Stel nu dat we bij zien een oorzakelijk werkwoord maken. Dan kunnen we het beste de Oudgermaanse vormen erbij halen en dan kijken wat de uitkomst in hedendaags Nederlands zou zijn:

(*sehwan, *sah, *sehwanaz – *sagjan, *sagida, *sagiþaz)
zien, zag, gezien – zeggen, zegde/zei, gezegd

Dat is een verrassing! Betekent dit nu dat zeggen ‘spreken’ oorspronkelijk een oorzakelijk werkwoord was bij zien? Volgens sommige taalkundigen wel, al kleven er genoeg bezwaren aan. De stap in betekenis van ‘doen zien’ naar ‘zeggen’ is in elk geval niet groot. Vergelijk bijvoorbeeld togen ‘laten zien’ en betogen ‘argumenteren’.

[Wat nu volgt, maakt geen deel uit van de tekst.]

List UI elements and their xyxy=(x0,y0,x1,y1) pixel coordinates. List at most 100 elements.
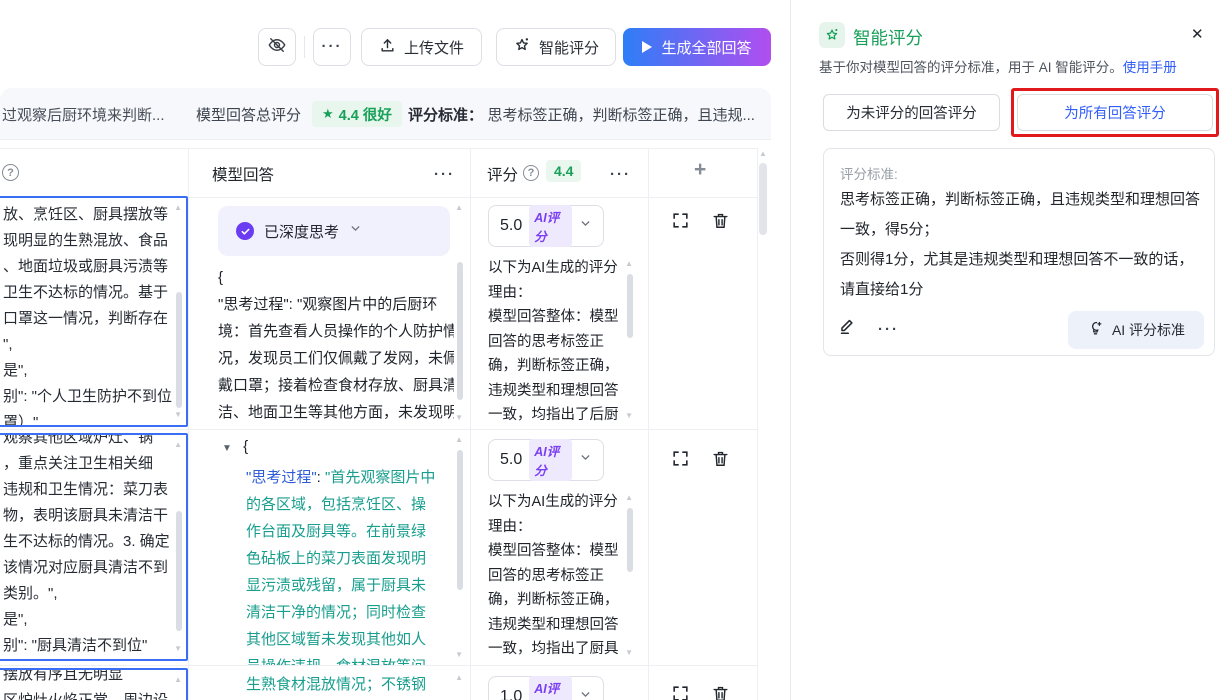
model-answer-cell-row1[interactable]: 已深度思考 { "思考过程": "观察图片中的后厨环境：首先查看人员操作的个人防… xyxy=(189,198,469,428)
expand-row3-button[interactable] xyxy=(671,684,690,700)
smart-score-panel-icon xyxy=(819,22,845,48)
panel-title: 智能评分 xyxy=(853,25,923,50)
delete-row2-button[interactable] xyxy=(711,449,730,473)
ai-score-tag: AI评分 xyxy=(529,205,572,247)
score-all-button[interactable]: 为所有回答评分 xyxy=(1017,94,1213,131)
cell-scroll-up-icon[interactable]: ▲ xyxy=(174,204,182,212)
json-value-lines: 的各区域，包括烹饪区、操作台面及厨具等。在前景绿色砧板上的菜刀表面发现明显污渍或… xyxy=(246,491,458,665)
criteria-preview: 思考标签正确，判断标签正确，且违规... xyxy=(487,107,755,124)
expand-row1-button[interactable] xyxy=(671,211,690,235)
total-score-badge: ★ 4.4 很好 xyxy=(312,101,402,127)
cell-scroll-down-icon[interactable]: ▼ xyxy=(174,411,182,419)
score-column-header: 评分 xyxy=(487,163,518,185)
close-panel-button[interactable]: ✕ xyxy=(1191,25,1204,43)
cell-scroll-up-icon[interactable]: ▲ xyxy=(625,494,633,502)
criteria-label: 评分标准： xyxy=(408,107,483,124)
cell-scroll-down-icon[interactable]: ▼ xyxy=(625,649,633,657)
model-answer-row3-text: 生熟食材混放情况；不锈钢 xyxy=(246,671,458,698)
question-preview: 过观察后厨环境来判断... xyxy=(2,104,165,125)
tree-caret-icon[interactable]: ▼ xyxy=(222,443,232,454)
question-cell-row1[interactable]: 放、烹饪区、厨具摆放等现明显的生熟混放、食品、地面垃圾或厨具污渍等卫生不达标的情… xyxy=(0,196,188,427)
criteria-more-button[interactable]: ··· xyxy=(878,325,899,335)
score-cell-row1: 5.0 AI评分 以下为AI生成的评分理由：模型回答整体：模型回答的思考标签正确… xyxy=(471,198,647,428)
cell-scroll-up-icon[interactable]: ▲ xyxy=(174,441,182,449)
ai-criteria-label: AI 评分标准 xyxy=(1112,320,1185,340)
cell-scrollbar[interactable] xyxy=(176,292,182,408)
play-icon xyxy=(642,41,652,53)
manual-link[interactable]: 使用手册 xyxy=(1123,60,1177,75)
cell-scrollbar[interactable] xyxy=(627,274,633,338)
chevron-down-icon xyxy=(579,688,592,700)
upload-file-button[interactable]: 上传文件 xyxy=(361,28,482,66)
score-help-icon[interactable]: ? xyxy=(523,165,539,181)
col-divider-3 xyxy=(648,148,649,700)
criteria-preview-row: 评分标准： 思考标签正确，判断标签正确，且违规... xyxy=(408,104,768,125)
chevron-down-icon xyxy=(579,451,592,469)
deep-think-toggle[interactable]: 已深度思考 xyxy=(218,206,450,256)
json-key: "思考过程" xyxy=(246,469,317,486)
smart-score-panel: 智能评分 ✕ 基于你对模型回答的评分标准，用于 AI 智能评分。使用手册 为未评… xyxy=(790,0,1226,700)
cell-scroll-up-icon[interactable]: ▲ xyxy=(625,260,633,268)
cell-scroll-down-icon[interactable]: ▼ xyxy=(174,645,182,653)
generate-all-answers-button[interactable]: 生成全部回答 xyxy=(623,28,771,66)
delete-row1-button[interactable] xyxy=(711,211,730,235)
summary-strip: 过观察后厨环境来判断... 模型回答总评分 ★ 4.4 很好 评分标准： 思考标… xyxy=(0,88,771,140)
question-cell-row1-text: 放、烹饪区、厨具摆放等现明显的生熟混放、食品、地面垃圾或厨具污渍等卫生不达标的情… xyxy=(0,198,186,427)
tree-open-brace: { xyxy=(243,438,248,455)
delete-row3-button[interactable] xyxy=(711,684,730,700)
cell-scrollbar[interactable] xyxy=(457,262,463,400)
cell-scroll-up-icon[interactable]: ▲ xyxy=(455,436,463,444)
star-icon: ★ xyxy=(322,106,334,122)
expand-icon xyxy=(671,684,690,700)
cell-scroll-down-icon[interactable]: ▼ xyxy=(625,412,633,420)
grid-scroll-up-icon[interactable]: ▲ xyxy=(759,150,767,158)
trash-icon xyxy=(711,684,730,700)
model-answer-cell-row3[interactable]: 生熟食材混放情况；不锈钢 ▲ xyxy=(189,666,469,700)
grid-scrollbar[interactable] xyxy=(759,163,767,235)
score-column-menu[interactable]: ··· xyxy=(610,170,631,180)
score-average-badge: 4.4 xyxy=(546,160,581,182)
score-value: 5.0 xyxy=(500,217,522,235)
eye-off-icon xyxy=(267,35,287,59)
cell-scroll-up-icon[interactable]: ▲ xyxy=(455,674,463,682)
score-unrated-button[interactable]: 为未评分的回答评分 xyxy=(823,94,1000,131)
cell-scrollbar[interactable] xyxy=(457,450,463,590)
model-answer-column-header: 模型回答 xyxy=(212,163,274,185)
criteria-card-label: 评分标准: xyxy=(840,163,898,183)
question-cell-row3[interactable]: 摆放有序且无明显区炉灶火焰正常，周边设 ▲ xyxy=(0,668,188,700)
check-circle-icon xyxy=(236,222,254,240)
question-cell-row2[interactable]: 观察其他区域炉灶、锅，重点关注卫生相关细违规和卫生情况：菜刀表物，表明该厨具未清… xyxy=(0,433,188,661)
toolbar-more-button[interactable]: ··· xyxy=(313,28,351,66)
expand-row2-button[interactable] xyxy=(671,449,690,473)
model-answer-cell-row2[interactable]: ▼ { "思考过程": "首先观察图片中 的各区域，包括烹饪区、操作台面及厨具等… xyxy=(189,430,469,665)
total-score-label: 模型回答总评分 xyxy=(196,104,301,125)
smart-score-label: 智能评分 xyxy=(539,37,599,58)
cell-scroll-up-icon[interactable]: ▲ xyxy=(455,204,463,212)
smart-score-button[interactable]: 智能评分 xyxy=(496,28,616,66)
cell-scroll-down-icon[interactable]: ▼ xyxy=(455,651,463,659)
tree-root-line: ▼ { xyxy=(222,438,248,455)
deep-think-label: 已深度思考 xyxy=(264,221,339,242)
ai-criteria-button[interactable]: AI 评分标准 xyxy=(1068,311,1204,349)
cell-scroll-down-icon[interactable]: ▼ xyxy=(455,414,463,422)
grid-top-border xyxy=(0,148,757,149)
add-column-button[interactable]: + xyxy=(694,158,706,182)
criteria-card: 评分标准: 思考标签正确，判断标签正确，且违规类型和理想回答一致，得5分； 否则… xyxy=(823,148,1215,356)
cell-scrollbar[interactable] xyxy=(176,511,182,631)
star-sparkle-icon xyxy=(513,36,531,58)
cell-scrollbar[interactable] xyxy=(627,508,633,572)
score-dropdown-row3[interactable]: 1.0 AI评分 xyxy=(488,676,604,700)
question-cell-row3-text: 摆放有序且无明显区炉灶火焰正常，周边设 xyxy=(0,668,186,700)
model-column-menu[interactable]: ··· xyxy=(434,170,455,180)
score-dropdown-row2[interactable]: 5.0 AI评分 xyxy=(488,439,604,481)
score-dropdown-row1[interactable]: 5.0 AI评分 xyxy=(488,205,604,247)
cell-scroll-up-icon[interactable]: ▲ xyxy=(174,676,182,684)
score-cell-row3: 1.0 AI评分 xyxy=(471,666,647,700)
total-score-value: 4.4 很好 xyxy=(339,104,392,125)
question-column-help-icon[interactable]: ? xyxy=(2,164,19,181)
toolbar-divider xyxy=(304,36,305,58)
model-answer-row1-text: { "思考过程": "观察图片中的后厨环境：首先查看人员操作的个人防护情况，发现… xyxy=(218,264,454,428)
edit-criteria-button[interactable] xyxy=(838,317,857,341)
expand-icon xyxy=(671,449,690,468)
hide-columns-button[interactable] xyxy=(258,28,296,66)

Verdere mogelijkheden tot oorzakelijk werkwoorden zijn soms op onverwachte plaatsen. Het Nederlands kent namelijk een aantal half-sterke werkwoorden, waarbij bijvoorbeeld de voltooide tijd wél sterk is vervoegd, maar de onvoltooid verleden tijd niet. Een goed voorbeeld hiervan is lachen, lachte, heeft gelachen. Dit werkwoord was dan ook oorspronkelijk een klasse 6 sterk werkwoord: lachen, loech, heeft gelachen. Hierbij kunnen we het oorzakelijk werkwoord loegen ‘doen lachen’ maken. Sterker nog: dat heeft ook bestaan in oude zustertalen. Een kleinood als er ooit een was.

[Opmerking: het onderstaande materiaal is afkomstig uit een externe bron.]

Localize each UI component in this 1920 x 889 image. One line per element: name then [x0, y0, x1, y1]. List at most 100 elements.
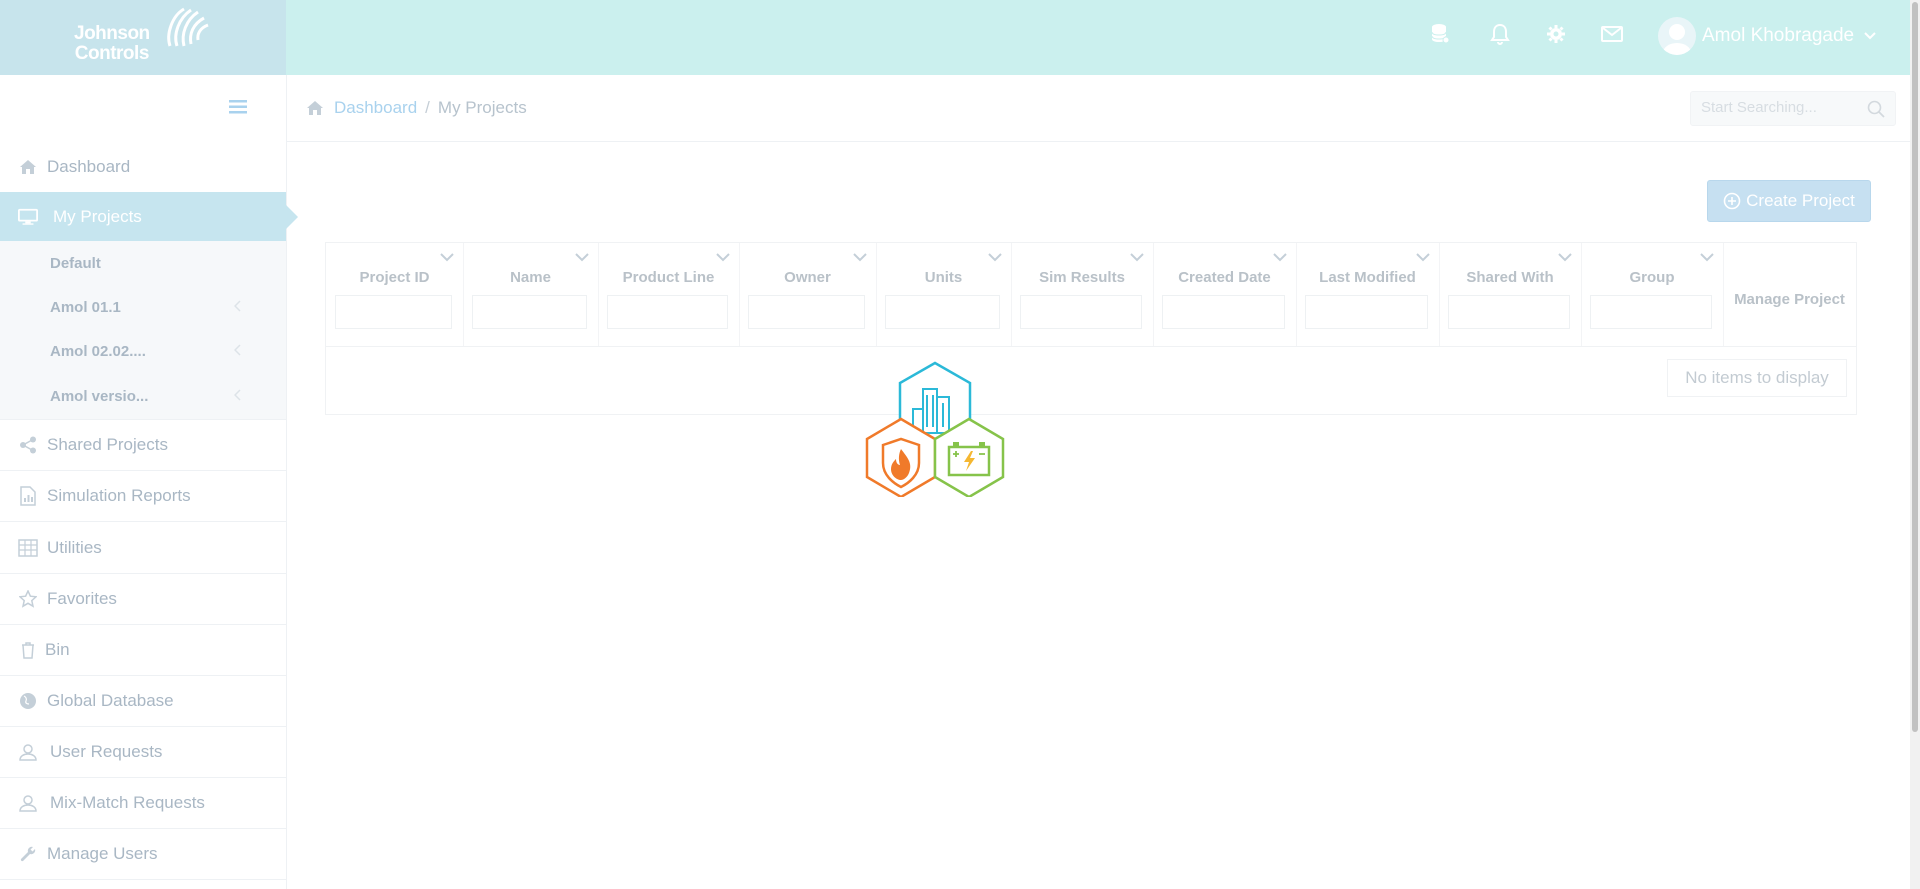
filter-input[interactable]	[472, 295, 587, 329]
filter-input[interactable]	[1020, 295, 1142, 329]
chevron-down-icon[interactable]	[716, 253, 730, 262]
chevron-left-icon	[234, 300, 241, 312]
column-title: Last Modified	[1319, 269, 1416, 286]
table-icon	[18, 538, 38, 558]
search-box	[1690, 91, 1896, 126]
active-indicator	[286, 205, 298, 229]
loading-spinner-icon	[865, 361, 1005, 497]
chevron-left-icon	[234, 389, 241, 401]
column-name: Name	[463, 243, 599, 346]
submenu-item-amol-version[interactable]: Amol versio...	[0, 374, 286, 418]
sidebar-item-simulation-reports[interactable]: Simulation Reports	[0, 471, 286, 522]
filter-input[interactable]	[1590, 295, 1712, 329]
filter-input[interactable]	[1162, 295, 1285, 329]
submenu-item-default[interactable]: Default	[0, 241, 286, 285]
filter-input[interactable]	[748, 295, 865, 329]
logo[interactable]: Johnson Controls	[0, 0, 286, 75]
menu-toggle-icon[interactable]	[229, 99, 249, 120]
monitor-icon	[18, 207, 38, 227]
column-owner: Owner	[739, 243, 877, 346]
plus-circle-icon	[1723, 192, 1741, 210]
column-title: Group	[1629, 269, 1675, 286]
filter-input[interactable]	[607, 295, 728, 329]
create-project-button[interactable]: Create Project	[1707, 180, 1871, 222]
column-group: Group	[1581, 243, 1724, 346]
user-icon	[18, 793, 38, 813]
filter-input[interactable]	[885, 295, 1000, 329]
column-title: Sim Results	[1039, 269, 1125, 286]
column-title: Shared With	[1466, 269, 1554, 286]
chevron-down-icon[interactable]	[988, 253, 1002, 262]
avatar	[1658, 17, 1696, 55]
chevron-down-icon[interactable]	[853, 253, 867, 262]
breadcrumb-separator: /	[425, 98, 430, 117]
divider	[287, 141, 1910, 142]
scrollbar-thumb[interactable]	[1912, 2, 1918, 732]
sidebar-item-manage-users[interactable]: Manage Users	[0, 829, 286, 880]
bell-icon[interactable]	[1486, 20, 1514, 48]
logo-mark-icon	[167, 7, 209, 47]
column-title: Name	[510, 269, 551, 286]
logo-text: Johnson Controls	[74, 24, 150, 64]
logo-line-1: Johnson	[74, 23, 150, 44]
sidebar-item-bin[interactable]: Bin	[0, 625, 286, 676]
chevron-down-icon[interactable]	[575, 253, 589, 262]
submenu-item-amol-02[interactable]: Amol 02.02....	[0, 329, 286, 373]
create-project-label: Create Project	[1746, 191, 1855, 210]
sidebar-item-dashboard[interactable]: Dashboard	[0, 142, 286, 193]
column-created-date: Created Date	[1153, 243, 1297, 346]
sidebar-item-my-projects[interactable]: My Projects	[0, 192, 298, 242]
breadcrumb-dashboard-link[interactable]: Dashboard	[334, 98, 417, 118]
projects-grid: Project ID Name Product Line Owner Units…	[325, 242, 1857, 415]
filter-input[interactable]	[1448, 295, 1570, 329]
globe-icon	[18, 691, 38, 711]
home-icon[interactable]	[306, 100, 324, 116]
logo-line-2: Controls	[74, 43, 150, 64]
gear-icon[interactable]	[1542, 20, 1570, 48]
filter-input[interactable]	[1305, 295, 1428, 329]
column-units: Units	[876, 243, 1012, 346]
chevron-down-icon[interactable]	[1273, 253, 1287, 262]
sidebar-item-mix-match-requests[interactable]: Mix-Match Requests	[0, 778, 286, 829]
chevron-down-icon[interactable]	[1558, 253, 1572, 262]
user-icon	[18, 742, 38, 762]
column-manage-project: Manage Project	[1723, 243, 1856, 346]
column-project-id: Project ID	[326, 243, 464, 346]
filter-input[interactable]	[335, 295, 452, 329]
share-icon	[18, 435, 38, 455]
sidebar-item-utilities[interactable]: Utilities	[0, 523, 286, 574]
column-title: Product Line	[622, 269, 715, 286]
submenu-item-amol-01[interactable]: Amol 01.1	[0, 285, 286, 329]
chevron-down-icon	[1864, 32, 1876, 40]
column-title: Project ID	[359, 269, 430, 286]
column-shared-with: Shared With	[1439, 243, 1582, 346]
database-icon[interactable]	[1426, 20, 1454, 48]
sidebar-item-global-database[interactable]: Global Database	[0, 676, 286, 727]
breadcrumb: Dashboard / My Projects	[306, 97, 527, 119]
sidebar-item-favorites[interactable]: Favorites	[0, 574, 286, 625]
column-title: Owner	[784, 269, 831, 286]
chevron-down-icon[interactable]	[1700, 253, 1714, 262]
column-title: Units	[924, 269, 963, 286]
report-icon	[18, 486, 38, 506]
chevron-left-icon	[234, 344, 241, 356]
column-title: Created Date	[1178, 269, 1271, 286]
chevron-down-icon[interactable]	[440, 253, 454, 262]
star-icon	[18, 589, 38, 609]
column-title: Manage Project	[1734, 291, 1845, 308]
search-input[interactable]	[1691, 92, 1861, 123]
chevron-down-icon[interactable]	[1416, 253, 1430, 262]
chevron-down-icon[interactable]	[1130, 253, 1144, 262]
sidebar-item-user-requests[interactable]: User Requests	[0, 727, 286, 778]
sidebar-item-shared-projects[interactable]: Shared Projects	[0, 420, 286, 471]
search-icon[interactable]	[1867, 100, 1885, 118]
wrench-icon	[18, 844, 38, 864]
home-icon	[18, 157, 38, 177]
trash-icon	[18, 640, 38, 660]
user-menu[interactable]: Amol Khobragade	[1658, 16, 1876, 56]
mail-icon[interactable]	[1598, 20, 1626, 48]
column-last-modified: Last Modified	[1296, 243, 1440, 346]
empty-grid-message: No items to display	[1667, 359, 1847, 397]
user-name: Amol Khobragade	[1702, 25, 1855, 46]
column-product-line: Product Line	[598, 243, 740, 346]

Overigens hoop ik dat ik niemand zweb met ietwat technische verhalen als het bovenstaande.

90 gedachtes over “Veroorzaking

  1. >> De slechte kritiek waar mevrouw Philippa volgens de heer Eigenhuis naar verwijst, is die van Anatoly Liberman van de University of Minnesota. <<
    Ja, dat klopt helemaal! Ik zou alleen "volgens de heer Eigenhuis" weglaten, want het verwijzen door Marlies Philippa naar de kritiek van Anatoly Liberman is niet iets wat "volgens de heer Eigenhuis" gebeurd is, maar gewoon een nuchter onderdeel van de werkelijkheid. Maar de heer Eigenhuis speelde hier wel een bescheiden rolletje: hij had namelijk aan mevrouw Philippa gevraagd (per mail) waarom men de bevindingen van Boutkan in EWN merendeels doodzweeg (vooral in de delen 2, 3 en 4)!! Dit na eerdere bevindingen, ook via mailwisseling opgedaan, dat de heer Debrabandere van OFED niet afwist, ja zelfs niet afwist (en afweet) van laryngalen in het PIE (zie namelijk zijn op eigen kracht vervaardigde boeken). Dat ignoreren van Boutkan en Siebinga gaat helaas gewoon dóór. In de lit. verwijzing hier in de Taaldachtrubriek zie ik het werk van onze stoere Friezen óók niet staan! Het zal toch hopelijk niet zo zijn, dat OFED (=Boutkan & Siebinga) te moeilijk is voor sommigen?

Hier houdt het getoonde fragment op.